Bermuda: Government plans to turn corporations into quangos

Bermuda: Government plans to turn corporations into quangos
Charles Gosling
Charles Gosling

HAMILTON, Bermuda, Mar 2, CMC – The Progressive Labour Party government has tabled legislation to turn Bermuda’s two corporations into quangos, despite overwhelming public opposition to any tinkering with the island’s twin municipalities.

Mayor of Hamilton, Charles Gosling said after Home Affairs Minister Walter Roban tabled the Municipalities Reform Act 2019 in the House of Assembly on Friday that government could be hit with a large compensation bill.

“It is a complete change in the beneficial ownership of the corporation,” said Gosling.

“If ownership is taken away, you are deserving of full and proper compensation for that.”

Quinell Francis, the Mayor of St George’s, has been a vocal opponent of the level of consultation over municipality reform, but she did not respond to a request for comment on Friday.

Earlier, government’s online forum showed overwhelming disapproval of proposed changes to the corporations for Hamilton and St George’s.

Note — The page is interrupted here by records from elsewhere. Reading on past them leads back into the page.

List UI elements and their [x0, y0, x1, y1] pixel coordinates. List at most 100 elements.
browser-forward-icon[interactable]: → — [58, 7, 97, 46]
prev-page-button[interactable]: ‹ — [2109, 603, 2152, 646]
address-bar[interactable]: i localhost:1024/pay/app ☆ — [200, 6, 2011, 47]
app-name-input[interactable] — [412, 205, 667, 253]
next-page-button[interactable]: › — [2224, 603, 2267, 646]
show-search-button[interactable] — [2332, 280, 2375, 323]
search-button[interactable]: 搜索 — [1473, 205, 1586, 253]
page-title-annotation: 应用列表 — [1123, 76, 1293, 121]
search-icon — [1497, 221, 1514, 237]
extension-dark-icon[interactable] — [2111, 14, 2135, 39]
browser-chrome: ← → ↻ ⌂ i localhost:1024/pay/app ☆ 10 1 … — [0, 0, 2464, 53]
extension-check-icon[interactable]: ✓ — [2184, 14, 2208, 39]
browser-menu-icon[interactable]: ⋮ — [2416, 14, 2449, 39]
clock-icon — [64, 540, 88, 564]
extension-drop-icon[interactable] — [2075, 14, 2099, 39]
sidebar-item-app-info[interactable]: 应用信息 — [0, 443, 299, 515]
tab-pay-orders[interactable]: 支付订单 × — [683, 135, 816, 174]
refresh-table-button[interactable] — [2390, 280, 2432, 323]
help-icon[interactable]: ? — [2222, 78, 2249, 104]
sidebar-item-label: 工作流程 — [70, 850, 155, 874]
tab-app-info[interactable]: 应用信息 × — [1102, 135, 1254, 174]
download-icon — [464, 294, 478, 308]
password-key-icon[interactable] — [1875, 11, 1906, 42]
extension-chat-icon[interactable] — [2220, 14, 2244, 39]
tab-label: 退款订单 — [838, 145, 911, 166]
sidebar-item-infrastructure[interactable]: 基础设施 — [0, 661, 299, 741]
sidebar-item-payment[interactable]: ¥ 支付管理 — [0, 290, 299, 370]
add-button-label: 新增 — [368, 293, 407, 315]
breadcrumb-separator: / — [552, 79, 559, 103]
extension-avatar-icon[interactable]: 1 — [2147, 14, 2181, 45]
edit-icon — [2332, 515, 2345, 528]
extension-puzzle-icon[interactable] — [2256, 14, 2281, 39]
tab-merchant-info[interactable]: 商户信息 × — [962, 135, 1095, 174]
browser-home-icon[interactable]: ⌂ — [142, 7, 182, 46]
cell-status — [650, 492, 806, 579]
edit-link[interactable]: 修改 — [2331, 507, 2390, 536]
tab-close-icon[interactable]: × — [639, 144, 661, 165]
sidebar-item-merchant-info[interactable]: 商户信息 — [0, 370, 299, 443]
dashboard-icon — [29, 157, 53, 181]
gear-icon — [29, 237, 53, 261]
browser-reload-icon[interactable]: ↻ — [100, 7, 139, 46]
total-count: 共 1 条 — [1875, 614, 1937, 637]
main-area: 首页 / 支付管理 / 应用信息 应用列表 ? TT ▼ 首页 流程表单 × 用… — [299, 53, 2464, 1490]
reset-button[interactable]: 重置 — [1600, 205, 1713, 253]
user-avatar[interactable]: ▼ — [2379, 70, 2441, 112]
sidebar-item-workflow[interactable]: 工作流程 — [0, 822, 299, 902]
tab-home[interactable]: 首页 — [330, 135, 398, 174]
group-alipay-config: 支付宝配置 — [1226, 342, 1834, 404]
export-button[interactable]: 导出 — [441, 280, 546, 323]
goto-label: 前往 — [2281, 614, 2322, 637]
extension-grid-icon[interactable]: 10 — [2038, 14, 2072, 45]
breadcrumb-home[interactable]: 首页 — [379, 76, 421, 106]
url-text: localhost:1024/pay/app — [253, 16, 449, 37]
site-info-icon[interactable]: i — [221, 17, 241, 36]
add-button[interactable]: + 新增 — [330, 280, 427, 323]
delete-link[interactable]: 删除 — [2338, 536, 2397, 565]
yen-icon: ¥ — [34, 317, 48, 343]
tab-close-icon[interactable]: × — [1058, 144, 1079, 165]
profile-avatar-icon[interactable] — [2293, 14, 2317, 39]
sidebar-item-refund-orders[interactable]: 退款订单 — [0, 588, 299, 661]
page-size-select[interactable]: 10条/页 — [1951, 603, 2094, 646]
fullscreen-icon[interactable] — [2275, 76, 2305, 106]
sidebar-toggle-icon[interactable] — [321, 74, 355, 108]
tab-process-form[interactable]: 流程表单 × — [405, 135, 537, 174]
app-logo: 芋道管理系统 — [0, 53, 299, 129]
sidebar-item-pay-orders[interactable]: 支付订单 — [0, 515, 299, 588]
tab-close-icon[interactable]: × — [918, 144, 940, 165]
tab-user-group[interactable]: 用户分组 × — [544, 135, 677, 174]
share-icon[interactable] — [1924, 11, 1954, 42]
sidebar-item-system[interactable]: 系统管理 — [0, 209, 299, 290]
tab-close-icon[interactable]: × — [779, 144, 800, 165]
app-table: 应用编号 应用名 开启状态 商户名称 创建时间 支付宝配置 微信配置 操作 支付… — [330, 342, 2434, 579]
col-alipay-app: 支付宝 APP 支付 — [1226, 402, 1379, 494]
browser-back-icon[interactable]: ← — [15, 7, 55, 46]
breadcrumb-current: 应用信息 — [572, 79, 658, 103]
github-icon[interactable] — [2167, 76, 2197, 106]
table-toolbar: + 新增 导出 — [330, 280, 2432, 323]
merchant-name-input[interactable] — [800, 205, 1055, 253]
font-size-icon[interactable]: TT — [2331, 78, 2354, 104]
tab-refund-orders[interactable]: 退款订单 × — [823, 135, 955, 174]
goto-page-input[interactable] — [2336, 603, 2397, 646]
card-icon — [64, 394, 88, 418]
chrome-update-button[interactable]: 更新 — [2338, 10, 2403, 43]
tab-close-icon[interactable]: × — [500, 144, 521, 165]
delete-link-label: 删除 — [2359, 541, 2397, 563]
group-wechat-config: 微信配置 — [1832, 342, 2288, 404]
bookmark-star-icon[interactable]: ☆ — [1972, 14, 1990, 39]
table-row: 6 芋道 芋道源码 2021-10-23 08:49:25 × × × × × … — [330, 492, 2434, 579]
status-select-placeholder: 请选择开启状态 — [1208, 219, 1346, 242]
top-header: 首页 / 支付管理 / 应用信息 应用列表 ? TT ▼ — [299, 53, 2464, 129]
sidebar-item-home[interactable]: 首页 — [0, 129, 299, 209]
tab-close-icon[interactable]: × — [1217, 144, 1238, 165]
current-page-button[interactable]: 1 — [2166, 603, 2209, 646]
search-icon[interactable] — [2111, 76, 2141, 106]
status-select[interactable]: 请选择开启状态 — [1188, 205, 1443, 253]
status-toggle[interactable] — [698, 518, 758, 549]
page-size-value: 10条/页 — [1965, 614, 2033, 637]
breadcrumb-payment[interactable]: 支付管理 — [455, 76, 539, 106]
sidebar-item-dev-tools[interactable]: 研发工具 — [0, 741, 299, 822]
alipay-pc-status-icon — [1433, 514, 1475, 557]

The site, which closed after 10 days of soliciting views, logged four in favour of turning the governance of the municipalities into quangos, with 164 against.

A second proposal, to dissolve the corporations and absorb them into the government’s administration , got four in favour, with 172 against.

The two options were presented after the Ministry of Home Affairs convened town-hall meetings last year for input on municipal governance.

Gosling acknowledged the municipalities were enacted through an act of parliament, but continued: “That doesn’t mean that it is a child of parliament. It doesn’t mean that parliament owns the assets.

“Right now, it is not my job to make it easy to calculate, nor identify, those who should be compensated.”

The bill removes municipal elections and allows the minister to appoint a mayor and four of eight councillors.

The remaining four councillors would be appointed on the recommendation of a selection committee appointed by the minister.

Gosling challenged the government’s decision to afford more authority to the minister.

“The current legislation, as amended in 2015, allows the minister so many powers to instruct and have public officials act on his behalf.

“What, and more importantly, why would you need more power than that — especially when no minister in this government has even exercised that authority?” Said Gosling.

Roban said repealing municipal elections would save about US$79,000.

He said that the offices of mayor and councillors would remain intact and there would be no job losses.